Chinstrap and Leopard Seal

Being so out in the open and, as a result, so visible to the seal might seem like a problem for the penguin. Leopard Seals are, after all, powerful swimmers that can usually move quicker than the flightless birds. A penguin underwater, however, can maneuver with torpedo-like bursts of speed and abrupt changes in direction. A Leopard Seal could well catch up to and capture a penguin in an all-out chase, but energy-wise, it would come at a cost. It may then be to this Chinstrap’s advantage that it is in such an unobstructed position in relation to the seal and in a patch of open sea. The chase might just not be worth the while for this seal.

Leopard Seal

A hulking predator with major energy needs still needs its calories, though, so what is the alternative to jumping in the water and chasing this Chinstrap? Well, interestingly enough, the alternative may well be another Chinstrap – that is, another Chinstrap in a vastly different situation.
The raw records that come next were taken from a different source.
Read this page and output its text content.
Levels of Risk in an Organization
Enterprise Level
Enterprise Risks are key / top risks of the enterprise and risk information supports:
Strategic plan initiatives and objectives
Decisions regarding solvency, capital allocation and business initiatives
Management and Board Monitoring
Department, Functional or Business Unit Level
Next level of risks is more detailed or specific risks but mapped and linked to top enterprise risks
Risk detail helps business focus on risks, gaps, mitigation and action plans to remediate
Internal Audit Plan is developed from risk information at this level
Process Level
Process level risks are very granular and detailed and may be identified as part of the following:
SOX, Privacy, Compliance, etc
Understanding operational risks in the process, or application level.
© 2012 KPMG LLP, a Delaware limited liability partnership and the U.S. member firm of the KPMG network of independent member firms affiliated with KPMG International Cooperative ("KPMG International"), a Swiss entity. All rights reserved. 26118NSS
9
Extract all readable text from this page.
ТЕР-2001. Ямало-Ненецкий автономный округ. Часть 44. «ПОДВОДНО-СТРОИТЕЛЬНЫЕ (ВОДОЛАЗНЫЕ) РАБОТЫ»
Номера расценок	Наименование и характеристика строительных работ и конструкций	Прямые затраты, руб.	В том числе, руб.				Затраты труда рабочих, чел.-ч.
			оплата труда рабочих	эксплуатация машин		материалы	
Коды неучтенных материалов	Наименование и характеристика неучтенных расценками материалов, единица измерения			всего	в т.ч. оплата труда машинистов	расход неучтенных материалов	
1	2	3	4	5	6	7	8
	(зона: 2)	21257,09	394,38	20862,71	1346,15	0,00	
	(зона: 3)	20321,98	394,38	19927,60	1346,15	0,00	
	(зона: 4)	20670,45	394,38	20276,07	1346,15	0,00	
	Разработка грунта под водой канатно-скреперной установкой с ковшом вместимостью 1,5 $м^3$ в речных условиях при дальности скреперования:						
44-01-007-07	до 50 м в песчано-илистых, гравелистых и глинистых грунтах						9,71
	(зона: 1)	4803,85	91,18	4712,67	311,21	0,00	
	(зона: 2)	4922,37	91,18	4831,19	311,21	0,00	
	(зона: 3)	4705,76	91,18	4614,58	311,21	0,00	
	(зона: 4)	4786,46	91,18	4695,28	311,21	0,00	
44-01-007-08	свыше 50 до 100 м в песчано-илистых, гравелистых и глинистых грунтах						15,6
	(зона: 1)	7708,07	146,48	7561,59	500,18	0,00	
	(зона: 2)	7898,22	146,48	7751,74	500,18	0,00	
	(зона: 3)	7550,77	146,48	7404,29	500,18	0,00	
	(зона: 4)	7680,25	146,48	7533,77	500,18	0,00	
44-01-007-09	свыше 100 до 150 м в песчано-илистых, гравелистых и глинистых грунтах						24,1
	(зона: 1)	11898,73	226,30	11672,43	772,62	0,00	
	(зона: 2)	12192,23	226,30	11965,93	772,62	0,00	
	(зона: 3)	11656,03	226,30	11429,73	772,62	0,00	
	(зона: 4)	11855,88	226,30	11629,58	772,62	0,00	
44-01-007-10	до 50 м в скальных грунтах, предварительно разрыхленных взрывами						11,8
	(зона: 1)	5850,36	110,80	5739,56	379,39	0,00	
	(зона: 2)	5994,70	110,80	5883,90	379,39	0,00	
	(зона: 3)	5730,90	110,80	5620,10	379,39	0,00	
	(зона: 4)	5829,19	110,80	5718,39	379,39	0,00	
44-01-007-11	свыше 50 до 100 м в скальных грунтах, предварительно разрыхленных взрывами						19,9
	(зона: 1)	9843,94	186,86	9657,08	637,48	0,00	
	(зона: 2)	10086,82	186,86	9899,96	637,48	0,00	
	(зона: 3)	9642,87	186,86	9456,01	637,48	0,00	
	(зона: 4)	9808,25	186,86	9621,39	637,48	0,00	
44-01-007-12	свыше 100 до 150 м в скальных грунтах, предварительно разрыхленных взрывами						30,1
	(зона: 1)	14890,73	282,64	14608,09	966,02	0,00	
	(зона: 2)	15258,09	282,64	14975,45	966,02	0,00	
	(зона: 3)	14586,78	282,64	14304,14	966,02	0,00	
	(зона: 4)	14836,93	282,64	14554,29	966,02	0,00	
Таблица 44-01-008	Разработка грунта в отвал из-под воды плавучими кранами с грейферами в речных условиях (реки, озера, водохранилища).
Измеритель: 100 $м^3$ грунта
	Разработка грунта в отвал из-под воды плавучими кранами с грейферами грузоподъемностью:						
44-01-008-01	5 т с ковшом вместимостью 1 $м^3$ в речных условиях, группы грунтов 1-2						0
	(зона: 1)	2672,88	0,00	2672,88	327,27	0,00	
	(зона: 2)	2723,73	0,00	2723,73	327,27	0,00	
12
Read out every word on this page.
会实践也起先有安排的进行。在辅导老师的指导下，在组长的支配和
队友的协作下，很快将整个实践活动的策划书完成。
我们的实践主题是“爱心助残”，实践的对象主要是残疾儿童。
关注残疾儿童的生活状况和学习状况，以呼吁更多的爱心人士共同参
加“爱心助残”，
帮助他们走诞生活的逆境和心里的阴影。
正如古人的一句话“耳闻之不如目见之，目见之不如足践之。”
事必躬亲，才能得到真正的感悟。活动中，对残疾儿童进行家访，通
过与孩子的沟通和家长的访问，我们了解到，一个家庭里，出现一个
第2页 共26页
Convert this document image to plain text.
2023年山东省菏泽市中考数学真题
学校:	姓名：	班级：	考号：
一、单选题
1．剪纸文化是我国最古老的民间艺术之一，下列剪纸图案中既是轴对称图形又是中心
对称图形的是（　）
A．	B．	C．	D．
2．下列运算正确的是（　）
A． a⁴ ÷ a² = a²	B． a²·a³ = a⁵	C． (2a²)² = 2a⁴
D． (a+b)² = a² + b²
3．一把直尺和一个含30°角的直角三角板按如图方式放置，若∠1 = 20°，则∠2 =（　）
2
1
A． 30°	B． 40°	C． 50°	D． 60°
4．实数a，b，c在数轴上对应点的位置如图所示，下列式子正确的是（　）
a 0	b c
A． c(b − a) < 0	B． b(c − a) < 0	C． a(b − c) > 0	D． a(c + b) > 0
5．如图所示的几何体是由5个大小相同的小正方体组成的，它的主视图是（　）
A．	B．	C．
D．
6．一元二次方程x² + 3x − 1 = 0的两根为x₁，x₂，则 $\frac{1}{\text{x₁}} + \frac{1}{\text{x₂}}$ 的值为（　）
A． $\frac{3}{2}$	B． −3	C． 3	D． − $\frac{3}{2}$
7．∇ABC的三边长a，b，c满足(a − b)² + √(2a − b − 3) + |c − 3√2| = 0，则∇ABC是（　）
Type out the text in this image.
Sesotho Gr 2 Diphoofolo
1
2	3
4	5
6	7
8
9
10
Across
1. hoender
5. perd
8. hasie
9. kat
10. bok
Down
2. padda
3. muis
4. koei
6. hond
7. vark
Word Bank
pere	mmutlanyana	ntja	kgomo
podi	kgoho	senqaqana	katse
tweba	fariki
In the Antarctic summer, where you see one Chinstrap, you likely see a few more – 100, 000 or so more in some colonies. Parents in a mated pair share incubation and chick-tending duties, so adults are forced to come ashore…and then return to the sea to feed. That’s where Leopard Seals come back into the picture. A big part of why Leopard Seals endure as apex predators in the southern seas is their diverse repertoire of hunting techniques. In addition to chasing, they will also stalk, flush, and ambush – and a mid-sized penguin jumping back into the sea for its own hunting foray is the perfect situation for an ambush. More than likely, it will be a procession of penguins jumping back into the water to feed. In a colony of more than 100, 000 penguins, these processions are hardly rare. A successful ambush begins with the Leopard Seal lurking just beneath the water’s surface before lunging for its prey’ legs and thrashing it back-and-forth. It’s a quick and violent death for the penguin that requires far less energy for the Leopard Seal than an open water chase.
 
Chinstrap Penguin
 
With this broader knowledge of both Leopard Seal and Chinstrap behaviour, it’s much clearer why the seal in our photo may have paid limited attention to the penguin and why the penguin might have felt safe enough to continue its pursuit of krill so close to its primary predator. There may well be even more to the story and further questions are certainly left for us to consider. Had the seal just consumed a larger prey item such as a fur seal pup? Was the penguin an aberrant individual with a higher propensity for risk-taking? Even if definitive answers never materialize, pondering such questions is one of the great joys of observing the behaviours and interactions of animals in the wild.